Natalia Oberti Noguera (born 1984) is a Latina cis queer CEO and founder of a women investors network named Pipeline Angels.

== Early life and education ==
Growing up, Natalia Oberti Noguera lived in New Jersey, Ecuador, Colombia, Honduras, the Dominican Republic, and then New Haven. She attended Yale University majoring in Economics and Comparative Literature and graduated in 2005. She completed to two master's degrees. Oberti Noguera is a cis LGBTQ Latina.

== Career ==
In 2008, Oberti Noguera founded, New York Women Social Entrepreneurs, a network of female social entrepreneurs that grew to more than 1,200 members.

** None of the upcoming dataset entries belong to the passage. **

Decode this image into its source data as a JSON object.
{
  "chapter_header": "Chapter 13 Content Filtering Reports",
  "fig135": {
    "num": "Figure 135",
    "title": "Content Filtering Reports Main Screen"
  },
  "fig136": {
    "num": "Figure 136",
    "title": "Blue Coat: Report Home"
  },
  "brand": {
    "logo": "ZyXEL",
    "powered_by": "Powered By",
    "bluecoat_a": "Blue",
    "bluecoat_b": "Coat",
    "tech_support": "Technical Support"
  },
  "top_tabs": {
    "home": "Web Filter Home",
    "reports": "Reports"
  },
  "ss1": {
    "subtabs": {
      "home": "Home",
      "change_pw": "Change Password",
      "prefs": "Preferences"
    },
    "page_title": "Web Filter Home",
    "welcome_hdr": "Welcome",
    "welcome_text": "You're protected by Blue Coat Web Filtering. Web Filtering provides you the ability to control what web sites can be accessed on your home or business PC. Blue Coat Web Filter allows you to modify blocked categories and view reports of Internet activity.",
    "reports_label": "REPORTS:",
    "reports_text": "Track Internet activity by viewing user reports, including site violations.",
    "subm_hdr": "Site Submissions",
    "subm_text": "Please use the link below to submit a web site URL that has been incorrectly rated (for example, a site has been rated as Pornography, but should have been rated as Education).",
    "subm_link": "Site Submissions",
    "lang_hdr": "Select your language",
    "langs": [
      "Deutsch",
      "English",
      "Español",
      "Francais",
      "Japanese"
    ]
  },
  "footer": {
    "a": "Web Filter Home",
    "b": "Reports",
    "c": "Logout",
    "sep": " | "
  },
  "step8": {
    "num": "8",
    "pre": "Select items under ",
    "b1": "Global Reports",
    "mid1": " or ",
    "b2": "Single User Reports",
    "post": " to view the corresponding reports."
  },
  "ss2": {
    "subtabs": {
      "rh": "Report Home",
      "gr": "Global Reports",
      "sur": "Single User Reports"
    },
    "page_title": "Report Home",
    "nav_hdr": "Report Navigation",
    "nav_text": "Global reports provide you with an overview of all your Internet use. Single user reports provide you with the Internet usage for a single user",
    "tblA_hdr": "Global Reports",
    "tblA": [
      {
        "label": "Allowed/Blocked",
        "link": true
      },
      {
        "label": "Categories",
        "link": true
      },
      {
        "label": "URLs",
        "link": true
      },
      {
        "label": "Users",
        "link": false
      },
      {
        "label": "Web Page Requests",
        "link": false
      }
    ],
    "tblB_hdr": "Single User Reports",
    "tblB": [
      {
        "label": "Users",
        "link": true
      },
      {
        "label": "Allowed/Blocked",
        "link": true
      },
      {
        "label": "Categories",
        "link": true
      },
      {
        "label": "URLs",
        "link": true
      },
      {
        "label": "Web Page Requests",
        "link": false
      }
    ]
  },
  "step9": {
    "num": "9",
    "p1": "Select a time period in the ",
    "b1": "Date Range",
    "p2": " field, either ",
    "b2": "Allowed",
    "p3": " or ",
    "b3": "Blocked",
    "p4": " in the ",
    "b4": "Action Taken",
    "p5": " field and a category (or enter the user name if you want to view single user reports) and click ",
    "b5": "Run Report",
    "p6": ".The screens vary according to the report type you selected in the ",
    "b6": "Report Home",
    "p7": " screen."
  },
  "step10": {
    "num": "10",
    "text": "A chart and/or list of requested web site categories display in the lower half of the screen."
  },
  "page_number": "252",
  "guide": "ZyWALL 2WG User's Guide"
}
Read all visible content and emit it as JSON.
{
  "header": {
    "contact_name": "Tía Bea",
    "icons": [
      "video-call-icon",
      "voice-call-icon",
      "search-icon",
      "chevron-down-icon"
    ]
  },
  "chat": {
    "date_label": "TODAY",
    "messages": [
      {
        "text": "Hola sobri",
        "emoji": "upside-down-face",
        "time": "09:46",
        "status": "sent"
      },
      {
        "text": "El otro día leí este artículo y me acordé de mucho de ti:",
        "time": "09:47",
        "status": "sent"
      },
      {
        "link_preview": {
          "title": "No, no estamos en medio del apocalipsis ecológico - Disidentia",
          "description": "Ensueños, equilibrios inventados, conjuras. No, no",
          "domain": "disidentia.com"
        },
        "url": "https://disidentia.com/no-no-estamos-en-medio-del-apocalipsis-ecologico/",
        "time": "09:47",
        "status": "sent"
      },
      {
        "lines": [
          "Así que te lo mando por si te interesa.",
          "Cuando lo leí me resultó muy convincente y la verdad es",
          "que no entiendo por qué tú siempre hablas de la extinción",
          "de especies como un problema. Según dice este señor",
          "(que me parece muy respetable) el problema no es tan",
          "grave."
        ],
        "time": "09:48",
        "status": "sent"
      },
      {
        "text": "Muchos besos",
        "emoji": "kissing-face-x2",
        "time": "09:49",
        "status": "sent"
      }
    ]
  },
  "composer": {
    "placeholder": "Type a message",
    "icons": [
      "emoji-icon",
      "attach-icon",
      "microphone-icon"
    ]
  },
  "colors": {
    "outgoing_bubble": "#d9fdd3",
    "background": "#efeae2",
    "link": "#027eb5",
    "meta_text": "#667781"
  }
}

In 2011, Oberti Noguera launched Pipeline Angles, a women and non-binary femme business funding and investing firm. All around the U.S., Pipeline Angels offers workshops and bootcamps for the individuals behind these for-profit social ventures. So far, these bootcamps have been held in Chicago, Boston, Los Angeles, etc., with more destinations planned. This organization has 300+ investors, aged 20 to 60, consisting of all different races, and ranging in all different backgrounds. It is with these investors and through these bootcamps that over $5 million has been invested in over fifty starter companies. Oberti Noguera sold Pipeline Angels in 2023 to the nonprofit Institute for Entrepreneurial Leadership, led by Jill Johnson.

Oberti Noguera also launched and hosts a podcast titled, "Pitch Makeover," aimed at spotlighting start-ups by men of color, non-binary people, and women while focusing on pitching and investing.

She was the recipient of the 2017 Nixon Peabody Trailblazer award.